Die Aussage des BFH lässt sich nicht für sämtliche Gesellschafterdarlehen und die Kapitalanlagetätigkeit insgesamt verallgemeinern. Die Verwaltung fremden Vermögens für fremde Rechnung gegen Entgelt ist als unternehmerische Tätigkeit einzuordnen (vgl. hierzu auch § 4 Nr. 8 Buchst. h UStG). Und sofern Gesellschaften einer Unternehmensgruppe sich gegenseitig Liquidität zur Verfügung stellen, um ihren operativen Geschäftsbetrieb zu finanzieren (Cash Pool), sollte die Kapitalanlage bzw. die Intercompany Darlehensvergabe als Erweiterung einer unternehmerischen Tätigkeit anzusehen sein.
Wirtschaftliche Eingliederung auch nicht aus anderen Tätigkeiten
Wenig überraschend ist hingegen die Aussage, dass die unentgeltliche Bürgschaftsübernahme nicht geeignet sei, eine unternehmerische Tätigkeit zu begründen. Denn hierzu wären "Leistungen gegen Entgelt" nötig gewesen – was bei unentgeltlicher Bürgschaftsübernahme schon definitorisch ausgeschlossen ist. Damit aber hätte die wirtschaftliche Eingliederung sich nur noch aus der Einbindung in "Sale-and-lease-back-Geschäfte" mit Gruppengesellschaften oder Dritten ergeben können. Diese allein aber schienen dem BFH als zu wenig bedeutsam, um eine hinreichend enge Verflechtung annehmen zu können.

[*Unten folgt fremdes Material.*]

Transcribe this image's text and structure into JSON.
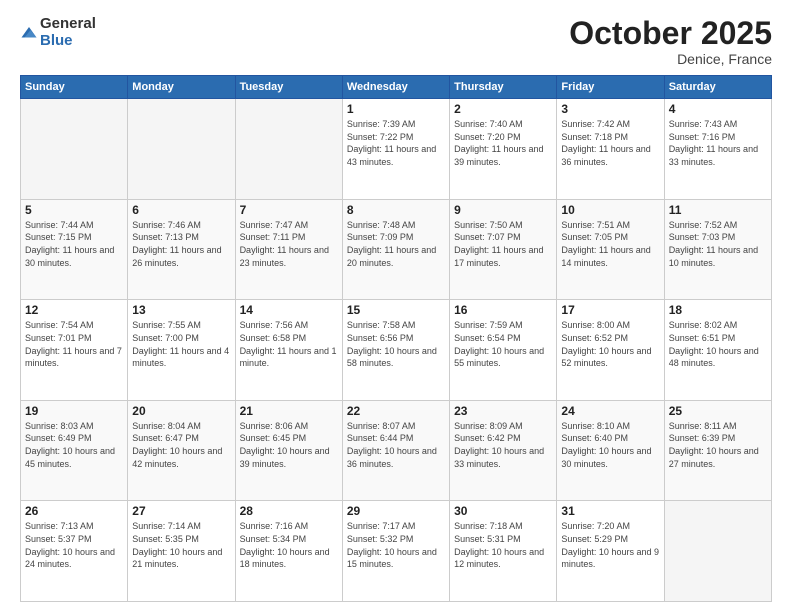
{
  "header": {
    "logo_general": "General",
    "logo_blue": "Blue",
    "month_title": "October 2025",
    "location": "Denice, France"
  },
  "days_of_week": [
    "Sunday",
    "Monday",
    "Tuesday",
    "Wednesday",
    "Thursday",
    "Friday",
    "Saturday"
  ],
  "weeks": [
    [
      {
        "day": "",
        "info": ""
      },
      {
        "day": "",
        "info": ""
      },
      {
        "day": "",
        "info": ""
      },
      {
        "day": "1",
        "info": "Sunrise: 7:39 AM\nSunset: 7:22 PM\nDaylight: 11 hours and 43 minutes."
      },
      {
        "day": "2",
        "info": "Sunrise: 7:40 AM\nSunset: 7:20 PM\nDaylight: 11 hours and 39 minutes."
      },
      {
        "day": "3",
        "info": "Sunrise: 7:42 AM\nSunset: 7:18 PM\nDaylight: 11 hours and 36 minutes."
      },
      {
        "day": "4",
        "info": "Sunrise: 7:43 AM\nSunset: 7:16 PM\nDaylight: 11 hours and 33 minutes."
      }
    ],
    [
      {
        "day": "5",
        "info": "Sunrise: 7:44 AM\nSunset: 7:15 PM\nDaylight: 11 hours and 30 minutes."
      },
      {
        "day": "6",
        "info": "Sunrise: 7:46 AM\nSunset: 7:13 PM\nDaylight: 11 hours and 26 minutes."
      },
      {
        "day": "7",
        "info": "Sunrise: 7:47 AM\nSunset: 7:11 PM\nDaylight: 11 hours and 23 minutes."
      },
      {
        "day": "8",
        "info": "Sunrise: 7:48 AM\nSunset: 7:09 PM\nDaylight: 11 hours and 20 minutes."
      },
      {
        "day": "9",
        "info": "Sunrise: 7:50 AM\nSunset: 7:07 PM\nDaylight: 11 hours and 17 minutes."
      },
      {
        "day": "10",
        "info": "Sunrise: 7:51 AM\nSunset: 7:05 PM\nDaylight: 11 hours and 14 minutes."
      },
      {
        "day": "11",
        "info": "Sunrise: 7:52 AM\nSunset: 7:03 PM\nDaylight: 11 hours and 10 minutes."
      }
    ],
    [
      {
        "day": "12",
        "info": "Sunrise: 7:54 AM\nSunset: 7:01 PM\nDaylight: 11 hours and 7 minutes."
      },
      {
        "day": "13",
        "info": "Sunrise: 7:55 AM\nSunset: 7:00 PM\nDaylight: 11 hours and 4 minutes."
      },
      {
        "day": "14",
        "info": "Sunrise: 7:56 AM\nSunset: 6:58 PM\nDaylight: 11 hours and 1 minute."
      },
      {
        "day": "15",
        "info": "Sunrise: 7:58 AM\nSunset: 6:56 PM\nDaylight: 10 hours and 58 minutes."
      },
      {
        "day": "16",
        "info": "Sunrise: 7:59 AM\nSunset: 6:54 PM\nDaylight: 10 hours and 55 minutes."
      },
      {
        "day": "17",
        "info": "Sunrise: 8:00 AM\nSunset: 6:52 PM\nDaylight: 10 hours and 52 minutes."
      },
      {
        "day": "18",
        "info": "Sunrise: 8:02 AM\nSunset: 6:51 PM\nDaylight: 10 hours and 48 minutes."
      }
    ],
    [
      {
        "day": "19",
        "info": "Sunrise: 8:03 AM\nSunset: 6:49 PM\nDaylight: 10 hours and 45 minutes."
      },
      {
        "day": "20",
        "info": "Sunrise: 8:04 AM\nSunset: 6:47 PM\nDaylight: 10 hours and 42 minutes."
      },
      {
        "day": "21",
        "info": "Sunrise: 8:06 AM\nSunset: 6:45 PM\nDaylight: 10 hours and 39 minutes."
      },
      {
        "day": "22",
        "info": "Sunrise: 8:07 AM\nSunset: 6:44 PM\nDaylight: 10 hours and 36 minutes."
      },
      {
        "day": "23",
        "info": "Sunrise: 8:09 AM\nSunset: 6:42 PM\nDaylight: 10 hours and 33 minutes."
      },
      {
        "day": "24",
        "info": "Sunrise: 8:10 AM\nSunset: 6:40 PM\nDaylight: 10 hours and 30 minutes."
      },
      {
        "day": "25",
        "info": "Sunrise: 8:11 AM\nSunset: 6:39 PM\nDaylight: 10 hours and 27 minutes."
      }
    ],
    [
      {
        "day": "26",
        "info": "Sunrise: 7:13 AM\nSunset: 5:37 PM\nDaylight: 10 hours and 24 minutes."
      },
      {
        "day": "27",
        "info": "Sunrise: 7:14 AM\nSunset: 5:35 PM\nDaylight: 10 hours and 21 minutes."
      },
      {
        "day": "28",
        "info": "Sunrise: 7:16 AM\nSunset: 5:34 PM\nDaylight: 10 hours and 18 minutes."
      },
      {
        "day": "29",
        "info": "Sunrise: 7:17 AM\nSunset: 5:32 PM\nDaylight: 10 hours and 15 minutes."
      },
      {
        "day": "30",
        "info": "Sunrise: 7:18 AM\nSunset: 5:31 PM\nDaylight: 10 hours and 12 minutes."
      },
      {
        "day": "31",
        "info": "Sunrise: 7:20 AM\nSunset: 5:29 PM\nDaylight: 10 hours and 9 minutes."
      },
      {
        "day": "",
        "info": ""
      }
    ]
  ]
}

Einzelfallbetrachtung der "top down" erbrachten Leistungen für wirtschaftliche Eingliederung erforderlich
Festzuhalten bleibt somit: Nicht jede Förderung der wirtschaftlichen Aktivitäten von Gruppengesellschaften reicht aus, um eine wirtschaftliche Eingliederung des Unternehmens einer Gesellschaft in das Unternehmen ihres Gesellschafters zu begründen. Die hinreichend enge wirtschaftliche Verflechtung setzt bei Leistungen des Gesellschafters an seine Gesellschaft voraus, dass die Leistungen aus Sicht der leistungsempfangenden Gesellschaft qualitativ wertvoll sind, d. h. auf die Verhältnisse der Gesellschaft zugeschnitten und so für die Leistungsempfängerin der Art nach von hinreichender wirtschaftlicher Relevanz sind (Leistungsrichtung Top-Down). Damit stützt sich die wirtschaftliche Eingliederung auf eine Bewertung der Umstände des Einzelfalls. Das mag für den Praktiker auf den ersten Blick wenig befriedigend erscheinen. Es ist aber eine umsatzsteuerliche Realität, der sich Rechtsanwender stellen müssen und ein Beleg für den Reformbedarf der deutschen umsatzsteuerlichen Organschaftsregelung.